Well, you know, in a lot of ways, we've always been of the opinion that we need to walk before we run, particularly in magnetics. You know, when we approached the stage one and two businesses, we had, you know, teams in place with many decades of operating experience at Mountain Pass on our ore body with our equipment, et cetera. Stage three, we're starting this from scratch. There is no, you know, Western champion, you know, in magnetics yet until we're in service. And so we've always thought that we would focus on optimizing our existing, you know, our initial facility before we went out and blew a bunch of capital, you know, on doing something bigger.
And so, you know, we it's funny, obviously, when sentiment was very different, we would get pushed all the time about, "Why haven't we seen more OEM deals?" And our answer is always, "We are not demand constrained. We are supply constrained." And that's on purpose because we are being really thoughtful about how we allocate our precious capital, you know, that our shareholders entrust us with. And we don't intend to go too far out on the risk curve, just to hit a headline. The same way, you know, we're thinking about things in the stage two business. And so, you know, I think long story short, I don't think it's meaningfully changed anything because I think we'd be focused on execution and DFW in our initial facility anyway.

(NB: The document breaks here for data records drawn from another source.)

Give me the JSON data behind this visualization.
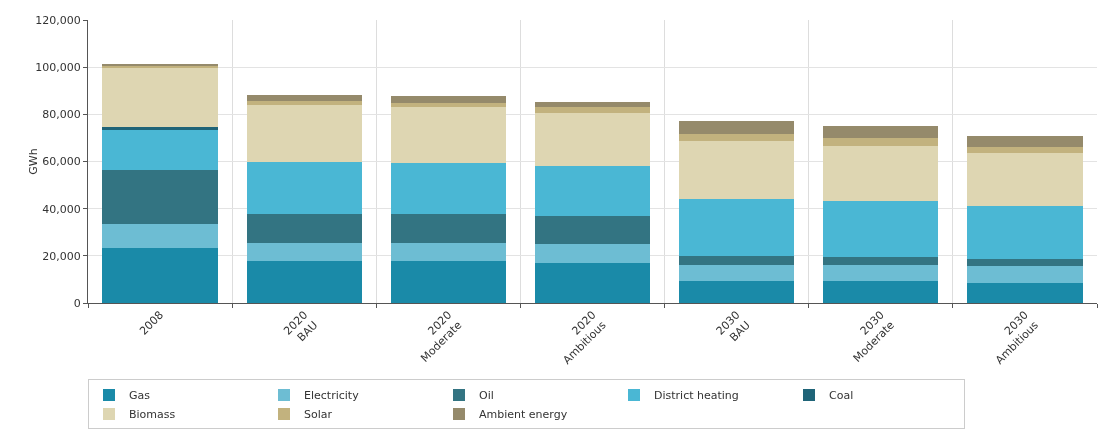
{
  "chart_data": {
    "type": "bar",
    "stacked": true,
    "ylabel": "GWh",
    "categories": [
      "2008",
      "2020\nBAU",
      "2020\nModerate",
      "2020\nAmbitious",
      "2030\nBAU",
      "2030\nModerate",
      "2030\nAmbitious"
    ],
    "series": [
      {
        "name": "Gas",
        "color": "#1a8aa8",
        "values": [
          23500,
          17800,
          17800,
          17100,
          9400,
          9400,
          8600
        ]
      },
      {
        "name": "Electricity",
        "color": "#6dbdd3",
        "values": [
          10000,
          7500,
          7500,
          7800,
          6900,
          6900,
          7000
        ]
      },
      {
        "name": "Oil",
        "color": "#337482",
        "values": [
          23000,
          12400,
          12400,
          11900,
          3500,
          3100,
          2900
        ]
      },
      {
        "name": "District heating",
        "color": "#4ab7d4",
        "values": [
          17000,
          22000,
          21600,
          21200,
          24500,
          23800,
          22700
        ]
      },
      {
        "name": "Coal",
        "color": "#1f6478",
        "values": [
          1000,
          0,
          0,
          0,
          0,
          0,
          0
        ]
      },
      {
        "name": "Biomass",
        "color": "#ded6b2",
        "values": [
          25000,
          24300,
          24000,
          22700,
          24600,
          23500,
          22200
        ]
      },
      {
        "name": "Solar",
        "color": "#c2b27e",
        "values": [
          1000,
          1800,
          1700,
          2200,
          2900,
          3100,
          2800
        ]
      },
      {
        "name": "Ambient energy",
        "color": "#958a6b",
        "values": [
          700,
          2500,
          2800,
          2300,
          5300,
          5100,
          4500
        ]
      }
    ],
    "ylim": [
      0,
      120000
    ],
    "yticks": [
      0,
      {
        "value": 20000,
        "label": "20,000"
      },
      {
        "value": 40000,
        "label": "40,000"
      },
      {
        "value": 60000,
        "label": "60,000"
      },
      {
        "value": 80000,
        "label": "80,000"
      },
      {
        "value": 100000,
        "label": "100,000"
      },
      {
        "value": 120000,
        "label": "120,000"
      }
    ],
    "grid": true,
    "legend": "bottom"
  }
}
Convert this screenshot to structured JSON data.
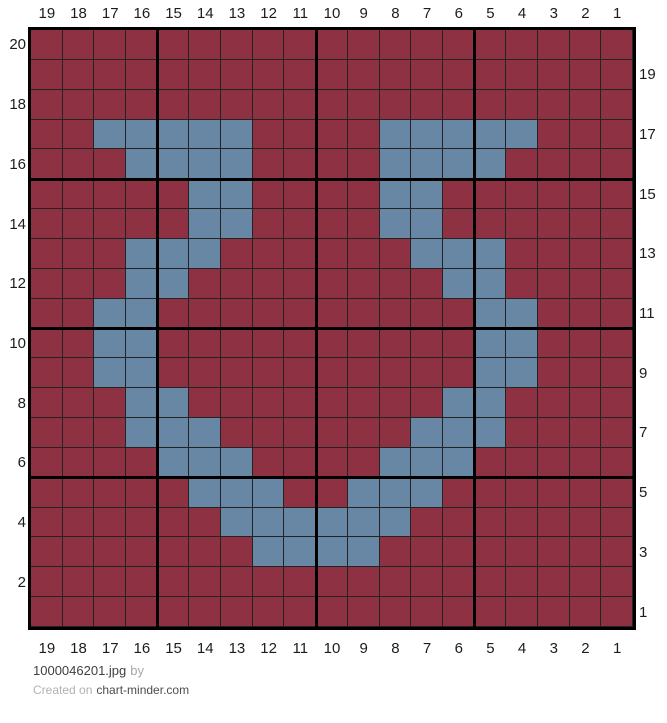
{
  "chart_data": {
    "type": "heatmap",
    "title": "",
    "grid_columns": 19,
    "grid_rows": 20,
    "top_axis": [
      "19",
      "18",
      "17",
      "16",
      "15",
      "14",
      "13",
      "12",
      "11",
      "10",
      "9",
      "8",
      "7",
      "6",
      "5",
      "4",
      "3",
      "2",
      "1"
    ],
    "bottom_axis": [
      "19",
      "18",
      "17",
      "16",
      "15",
      "14",
      "13",
      "12",
      "11",
      "10",
      "9",
      "8",
      "7",
      "6",
      "5",
      "4",
      "3",
      "2",
      "1"
    ],
    "left_axis_even_rows": [
      "20",
      "18",
      "16",
      "14",
      "12",
      "10",
      "8",
      "6",
      "4",
      "2"
    ],
    "right_axis_odd_rows": [
      "19",
      "17",
      "15",
      "13",
      "11",
      "9",
      "7",
      "5",
      "3",
      "1"
    ],
    "colors": {
      "background_stitch": "#8e3143",
      "motif_stitch": "#6887a4",
      "thin_gridline": "#232323",
      "thick_gridline": "#000000"
    },
    "thick_line_group_size": 5,
    "legend_key": {
      ".": "background_stitch",
      "B": "motif_stitch"
    },
    "grid_rows_top_to_bottom": [
      "...................",
      "...................",
      "...................",
      "..BBBBB....BBBBB...",
      "...BBBB....BBBB....",
      ".....BB....BB......",
      ".....BB....BB......",
      "...BBB......BBB....",
      "...BB........BB....",
      "..BB..........BB...",
      "..BB..........BB...",
      "..BB..........BB...",
      "...BB........BB....",
      "...BBB......BBB....",
      "....BBB....BBB.....",
      ".....BBB..BBB......",
      "......BBBBBB.......",
      ".......BBBB........",
      "...................",
      "..................."
    ]
  },
  "footer": {
    "filename": "1000046201.jpg",
    "by_label": "by",
    "created_prefix": "Created on",
    "site": "chart-minder.com"
  }
}
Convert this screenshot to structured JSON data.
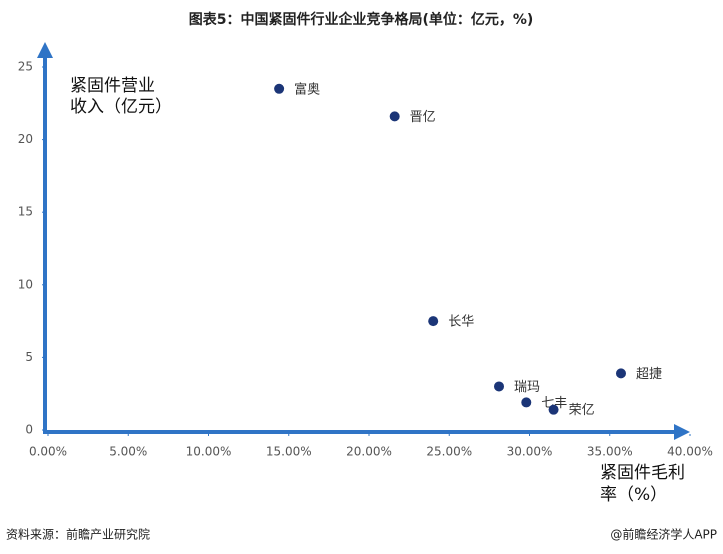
{
  "chart_data": {
    "type": "scatter",
    "title": "图表5：中国紧固件行业企业竞争格局(单位：亿元，%)",
    "ylabel": [
      "紧固件营业",
      "收入（亿元）"
    ],
    "xlabel": [
      "紧固件毛利",
      "率（%）"
    ],
    "series": [
      {
        "color": "#1b3577",
        "labels": [
          "富奥",
          "晋亿",
          "长华",
          "超捷",
          "瑞玛",
          "七丰",
          "荣亿"
        ],
        "x": [
          14.4,
          21.6,
          24.0,
          35.7,
          28.1,
          29.8,
          31.5
        ],
        "values": [
          23.5,
          21.6,
          7.5,
          3.9,
          3.0,
          1.9,
          1.4
        ]
      }
    ],
    "axis_color": "#2f74c6",
    "xlim": [
      0,
      40
    ],
    "xticks": [
      {
        "value": 0,
        "label": "0.00%"
      },
      {
        "value": 5,
        "label": "5.00%"
      },
      {
        "value": 10,
        "label": "10.00%"
      },
      {
        "value": 15,
        "label": "15.00%"
      },
      {
        "value": 20,
        "label": "20.00%"
      },
      {
        "value": 25,
        "label": "25.00%"
      },
      {
        "value": 30,
        "label": "30.00%"
      },
      {
        "value": 35,
        "label": "35.00%"
      },
      {
        "value": 40,
        "label": "40.00%"
      }
    ],
    "ylim": [
      0,
      25
    ],
    "yticks": [
      0,
      5,
      10,
      15,
      20,
      25
    ],
    "source": "资料来源：前瞻产业研究院",
    "credit": "@前瞻经济学人APP"
  }
}
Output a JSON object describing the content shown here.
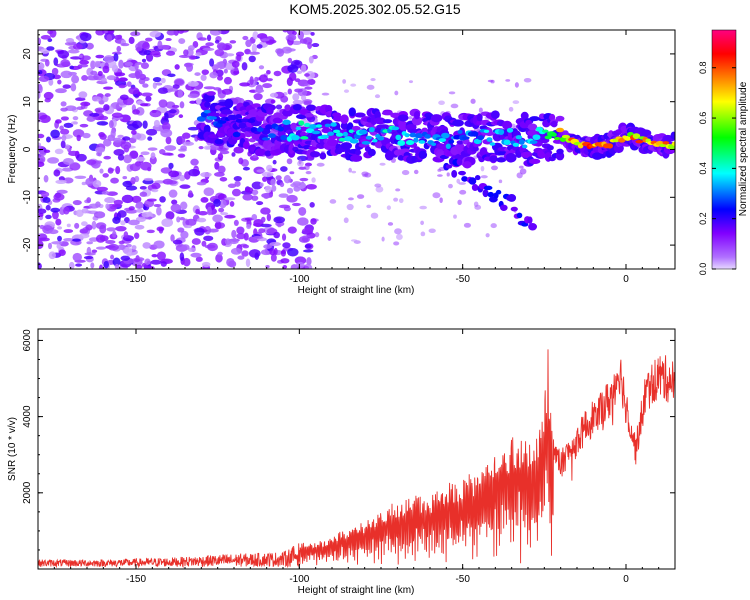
{
  "title": "KOM5.2025.302.05.52.G15",
  "chart_data": [
    {
      "type": "heatmap",
      "xlabel": "Height of straight line (km)",
      "ylabel": "Frequency (Hz)",
      "xlim": [
        -180,
        15
      ],
      "ylim": [
        -25,
        25
      ],
      "x_ticks": [
        -150,
        -100,
        -50,
        0
      ],
      "y_ticks": [
        -20,
        -10,
        0,
        10,
        20
      ],
      "colorbar": {
        "label": "Normalized spectral amplitude",
        "range": [
          0,
          0.95
        ],
        "ticks": [
          0.0,
          0.2,
          0.4,
          0.6,
          0.8
        ],
        "colors": [
          "#e6d8ff",
          "#8000ff",
          "#0000ff",
          "#00ffff",
          "#00ff00",
          "#ffff00",
          "#ff8000",
          "#ff0000",
          "#ff0080"
        ]
      },
      "ridge": {
        "x": [
          -128,
          -120,
          -110,
          -100,
          -90,
          -80,
          -70,
          -60,
          -50,
          -40,
          -30,
          -24,
          -20,
          -15,
          -10,
          -5,
          0,
          5,
          10,
          15
        ],
        "y": [
          7,
          5,
          4,
          4,
          3.5,
          3,
          3,
          2.5,
          2,
          3,
          2,
          3,
          2.5,
          1.5,
          0.5,
          1,
          3,
          2,
          1,
          1
        ],
        "amplitude": [
          0.35,
          0.25,
          0.3,
          0.45,
          0.45,
          0.4,
          0.45,
          0.4,
          0.35,
          0.4,
          0.35,
          0.65,
          0.75,
          0.9,
          0.9,
          0.85,
          0.8,
          0.85,
          0.9,
          0.9
        ]
      }
    },
    {
      "type": "line",
      "xlabel": "Height of straight line (km)",
      "ylabel": "SNR (10 * v/v)",
      "xlim": [
        -180,
        15
      ],
      "ylim": [
        0,
        6300
      ],
      "x_ticks": [
        -150,
        -100,
        -50,
        0
      ],
      "y_ticks": [
        2000,
        4000,
        6000
      ],
      "color": "#e8302a",
      "envelope": {
        "x": [
          -180,
          -160,
          -140,
          -120,
          -105,
          -100,
          -95,
          -90,
          -85,
          -80,
          -75,
          -70,
          -65,
          -60,
          -55,
          -50,
          -45,
          -40,
          -35,
          -30,
          -27,
          -24,
          -22,
          -20,
          -15,
          -10,
          -5,
          -2,
          0,
          3,
          6,
          10,
          15
        ],
        "y": [
          250,
          250,
          300,
          400,
          450,
          700,
          700,
          900,
          1100,
          1300,
          1600,
          1800,
          2000,
          2000,
          2300,
          2400,
          2800,
          3200,
          3700,
          3500,
          3600,
          6200,
          3500,
          3100,
          3800,
          4500,
          5000,
          5900,
          4900,
          3500,
          5200,
          5700,
          5500
        ]
      }
    }
  ]
}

You know, with, of course, a couple of years of progress under our belt and still a couple of years left to go till we're actually in commercial scale production of magnets, do we know a whole lot more now than we did two years ago? Absolutely. Does it give us more confidence that there's ways to, you know, very efficiently expand capacity at our initial facility or otherwise? Certainly. But we're going to be, you know, again, thoughtful and opportunistic and sort of follow the market there, and not be in any rush.
You know, in the past, you talked about kind of reducing volatility by vertically integrating or just increasing margin dollars. What have you seen in the magnet? Because we don't have as good of a look as you guys do, I'm sure, on the magnet pricing, as, you know, NdPr has gone down.
Sure. Well, I mean, if you just think about the bill of materials for, you know, for a magnet, a very significant portion is the rare earth raw materials. But you've got, you know, a big slug of conversion costs and other raw materials that are not moving with the same level of volatility, certainly, that the rare earth raw materials have. And so with that, you know, our view is if you're in, you know, a discrete manufacturing business like that, you should be earning a return on your entire cost base. And so, you know, generally in the magnetic space, you know, you're seeing less volatility overall than you are in the commodity space.
But certainly, since it's such a big portion of the bill of materials, you know, you do see certainly it goes in the same direction without a doubt.
We have time for one more question. Again, thank you, guys. Thank you, Ryan. Thank you, Martin. It gets left out a lot, but the heavies and D.O.D., could you just talk about that? I know it's not a big part of the story, but I think it's probably important.
Sure. Yeah, you know, from our perspective, you know, we continue to move that project forward. You know, certainly, if you think about magnetics, you know, that's a part of the capability set that, you know, is attractive for our customers: the ability to produce all the raw materials for them. And so we continue to look at ways, you know, it's frankly the perfect example of the type of project in this pricing environment where we are looking at the best possible technology to be as capital efficient and cost efficient as we absolutely can. And so that's, you know, that's our focus at the moment.
Great. Thank you for taking time with us. If any of the audience members want to be connected with MP, just reach out to me, bkallo@baird.com. Again, Ryan, Martin, thank you guys so much.
Thanks, guys. Again, thanks, Martin. Thanks, guys.